After mum took the wheel, the first thing she decided to do was go off-road. Hill, tree, farmhouse couldn’t stop us. Mum drove through them all. She did doughnuts in a caravan while driving through Farmer Ernest’s paddock. She drove alongside a team of horses, racing them from one end of the field to another, then used the caravan to herd the cattle. Farmer Ernest might have been grateful, until she crashed right into his chicken coop. Before he could demand that we help gather the loose poultry, mum switched to reverse and backed right out of there. But that isn’t why we’re currently getting caravan repairs.
Oh, no, terrorising poor Farmer Ernest wasn’t good enough. She had to start driving through town like a drag racer, doing her best Thunder McKing impersonation, ripping up the asphalt in the local streets. She’s caused thousands of dollars in damage, and that’s just to the caravan alone! And it’s a rental! I don’t know how mum and dad are going to afford our Christmas and birthday presents this year, when they’ll be declaring bankruptcy within the fortnight. Mum says it was all a big joke and we should be laughing, but I’m starting to think she belongs in some sort of asylum.
Even though I’m immortal, I never thought I’d be operating a band of raiders in the Australian outback. Yet here we are, driving a fleet of cars around Queensland. From town to town we travel, just like we did in the old days when we used boats. It’s just as exciting, just as dangerous. Police cars have replaced navy ships, but the chases are still the best part of the job. We’ve just bought two new vehicles, and had a handful of people join the crew. Finally, we’ve got some four-wheel drives, letting us get to the harder spots and put our treasure there. It’s nice being on the land as well, because we’ve got maps on our phones, and can find buried treasure ourselves through the Geographical Caching Service. It’s a lot more convenient.
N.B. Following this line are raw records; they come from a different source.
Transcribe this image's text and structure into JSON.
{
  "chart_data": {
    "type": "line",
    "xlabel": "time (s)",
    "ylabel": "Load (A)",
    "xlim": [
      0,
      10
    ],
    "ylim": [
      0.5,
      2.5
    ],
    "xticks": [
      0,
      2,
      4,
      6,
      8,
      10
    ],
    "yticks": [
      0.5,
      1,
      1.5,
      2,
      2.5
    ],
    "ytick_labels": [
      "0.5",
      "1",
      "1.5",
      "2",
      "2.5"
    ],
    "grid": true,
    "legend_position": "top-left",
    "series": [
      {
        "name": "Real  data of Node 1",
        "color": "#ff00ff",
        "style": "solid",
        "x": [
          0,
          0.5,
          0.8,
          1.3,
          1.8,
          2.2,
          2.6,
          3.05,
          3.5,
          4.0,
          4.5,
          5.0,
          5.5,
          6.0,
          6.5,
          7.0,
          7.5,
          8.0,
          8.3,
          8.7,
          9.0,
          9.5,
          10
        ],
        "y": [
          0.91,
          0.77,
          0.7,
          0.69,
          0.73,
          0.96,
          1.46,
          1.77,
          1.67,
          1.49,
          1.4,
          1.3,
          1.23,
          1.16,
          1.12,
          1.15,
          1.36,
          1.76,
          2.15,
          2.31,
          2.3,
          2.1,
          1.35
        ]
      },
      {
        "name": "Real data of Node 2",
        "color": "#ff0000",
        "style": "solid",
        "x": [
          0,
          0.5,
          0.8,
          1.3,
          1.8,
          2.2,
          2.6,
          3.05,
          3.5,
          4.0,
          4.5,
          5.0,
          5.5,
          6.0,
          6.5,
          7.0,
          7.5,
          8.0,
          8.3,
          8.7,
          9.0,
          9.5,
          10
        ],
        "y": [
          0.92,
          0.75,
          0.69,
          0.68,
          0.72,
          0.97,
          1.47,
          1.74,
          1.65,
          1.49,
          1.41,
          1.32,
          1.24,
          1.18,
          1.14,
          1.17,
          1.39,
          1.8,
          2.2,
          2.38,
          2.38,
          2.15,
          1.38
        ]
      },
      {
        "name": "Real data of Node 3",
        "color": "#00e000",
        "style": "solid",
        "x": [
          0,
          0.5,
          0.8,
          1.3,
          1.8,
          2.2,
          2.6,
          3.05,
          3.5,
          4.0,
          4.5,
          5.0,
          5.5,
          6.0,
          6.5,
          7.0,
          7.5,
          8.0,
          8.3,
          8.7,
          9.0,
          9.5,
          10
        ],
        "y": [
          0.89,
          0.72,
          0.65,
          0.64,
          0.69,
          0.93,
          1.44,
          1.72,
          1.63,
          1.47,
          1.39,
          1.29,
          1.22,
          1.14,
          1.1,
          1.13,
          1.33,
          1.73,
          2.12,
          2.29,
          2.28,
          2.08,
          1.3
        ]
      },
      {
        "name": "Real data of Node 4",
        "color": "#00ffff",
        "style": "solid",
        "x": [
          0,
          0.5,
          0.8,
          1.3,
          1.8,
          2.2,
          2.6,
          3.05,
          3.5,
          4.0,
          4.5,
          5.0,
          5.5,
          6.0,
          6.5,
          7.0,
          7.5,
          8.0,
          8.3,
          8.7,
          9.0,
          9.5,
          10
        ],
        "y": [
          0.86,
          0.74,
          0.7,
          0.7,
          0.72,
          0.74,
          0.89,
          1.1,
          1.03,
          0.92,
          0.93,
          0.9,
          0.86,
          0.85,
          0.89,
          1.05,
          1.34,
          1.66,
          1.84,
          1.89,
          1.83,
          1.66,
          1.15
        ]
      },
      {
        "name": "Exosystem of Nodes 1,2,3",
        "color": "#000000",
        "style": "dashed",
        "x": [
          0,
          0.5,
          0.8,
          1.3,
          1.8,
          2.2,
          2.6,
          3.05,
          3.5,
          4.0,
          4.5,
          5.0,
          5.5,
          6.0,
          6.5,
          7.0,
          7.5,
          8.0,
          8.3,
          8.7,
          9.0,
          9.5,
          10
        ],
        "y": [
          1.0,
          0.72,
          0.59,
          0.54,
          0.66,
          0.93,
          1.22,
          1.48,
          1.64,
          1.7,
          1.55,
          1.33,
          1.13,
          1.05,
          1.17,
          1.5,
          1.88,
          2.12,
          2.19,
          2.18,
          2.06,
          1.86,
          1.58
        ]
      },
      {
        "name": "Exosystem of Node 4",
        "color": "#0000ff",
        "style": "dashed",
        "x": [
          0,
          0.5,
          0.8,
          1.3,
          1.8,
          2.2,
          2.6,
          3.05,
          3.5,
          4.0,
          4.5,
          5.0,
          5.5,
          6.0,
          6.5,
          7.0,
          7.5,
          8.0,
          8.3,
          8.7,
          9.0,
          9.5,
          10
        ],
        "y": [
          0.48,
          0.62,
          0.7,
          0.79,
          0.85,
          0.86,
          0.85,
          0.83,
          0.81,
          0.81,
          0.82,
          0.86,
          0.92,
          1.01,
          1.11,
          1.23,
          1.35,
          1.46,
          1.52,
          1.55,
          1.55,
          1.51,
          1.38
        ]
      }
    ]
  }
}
At the moment we’re taking stock, getting our fleet fixed up at a 4×4 mechanic. The break is a much-needed one because we ran out of sunscreen a few days ago, and the crew is starting to get a bit burnt. That’s right, although we found the secret to immortality hundreds of years ago, we can still get sunburnt. While everyone is resting up, I’m getting to know the area. Toowoomba is a nice place, about an hour and a half out of Brisbane, where our usual hideout is. We’re planning on heading back into the middle of the country, though. I’m not sure when we’ll go back to our base. We’re all having a lot of fun out here.
The best mechanic in Toowoomba thinks we should never go back. He says it’s better out this way, more liberating away from the busy roads of the big city. I’m starting to agree with him. Regional cities are simple, but they have everything you need. I think we could find a good hideout here, and get the rest of the crew out this way. We’ll have to have a team meeting about it.